Random Light Fields

Most recent answer: 12/04/2013

Q:
If I were to take an incoherent light source such as lamp and measured the incoming light at a given point in space some distance from that lamp, surely, the number of light waves at the minimum point on their oscillation and the number of light waves at the maximum point on their oscillation would be equal. And so, would we not expect them to interfere destructively giving a net effect of zero light, or close to zero light? What I am trying to say is if the lamp emits lots of random beams of light won't they all just cancel giving a net effect of zero? Clearly, the lamp still appears bright so where does this logic fall down?
- Sinead (age 18)
Scotland
A:

Nice question.

Let's look at that electric field E in the light at some point. It's getting waves from all the different parts of the lamp. So we can treat the total E as the sum of those parts. You're right that there's no particular reason for the E from one part of the lamp to point the same way as that from another part. So sometimes they cancel. If you follow that line of thought carefully, though, you end up with a light intensity that just is the sum of the intensities from all the parts, on average.

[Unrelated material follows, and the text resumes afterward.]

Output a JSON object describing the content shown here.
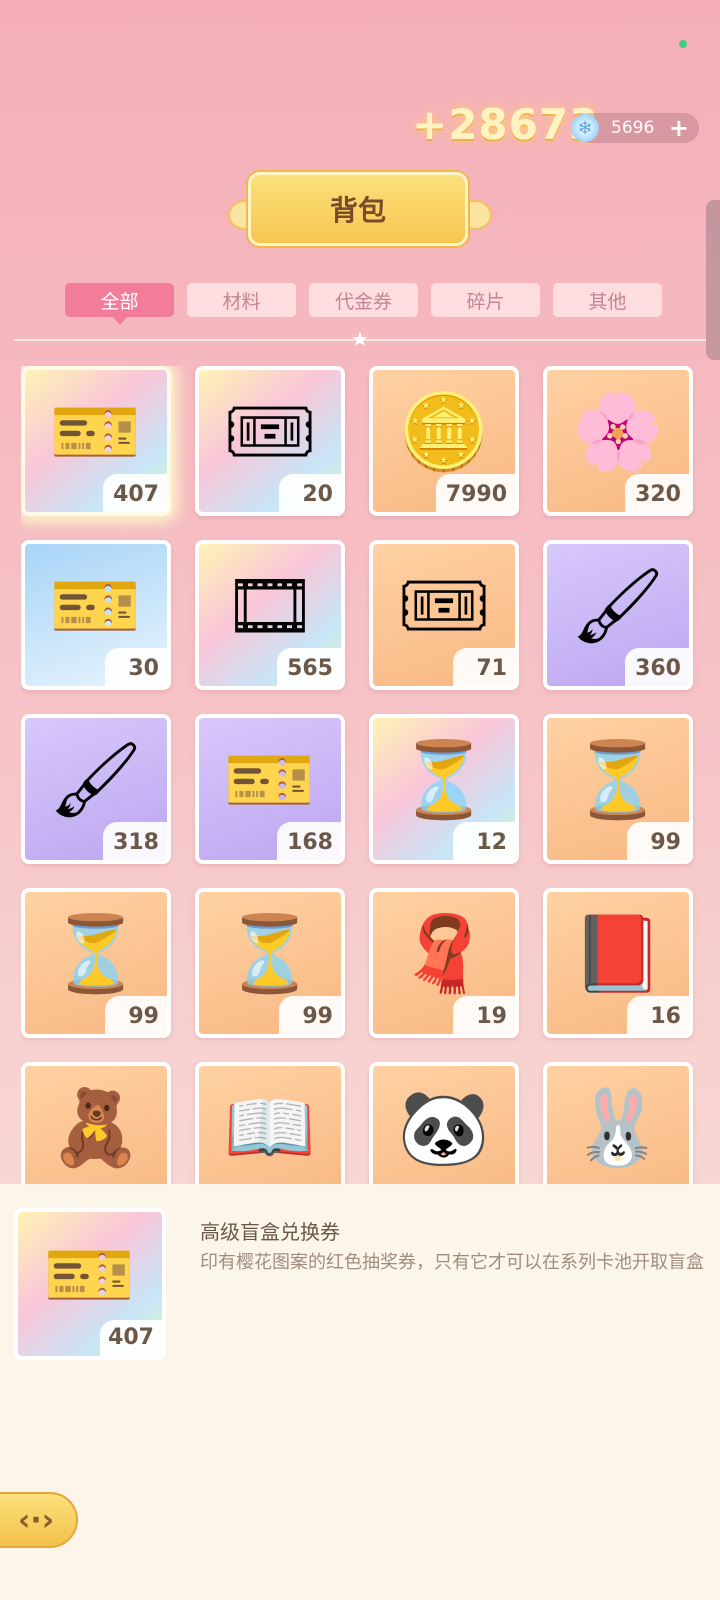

How does this work? First, remember that the energy in the beam goes as the square of E. Let's say that E in some spot is the sum of a lot of little parts: E1, E2... where each part is independent of each other. That means they sometimes add up and sometimes cancel. On the average, how big is (E1+ E2)2 = E12+ E22+ 2(E1•E2). But since E1 and  E2 are just as likely to point the same way as opposite ways, the average of (E1•E2) is zero. So on average the intensity of the sum is just the sum of the intensities. If you look in fine detail, the intensity will fluctuate from near zero to more than twice the average.

The issue is one that comes up all the time in statistics of random processes. The variance (squared difference from the average) keeps growing as more things are added. There's no "law of averages" that makes the results cancel out. If you were to flip a coin twice, it wouldn't be surprising for the number of heads minus the number of tails to come out zero. If you were to flip it a million times, it would be very surprising for that to happen.

Mike W.


(published on 12/04/2013)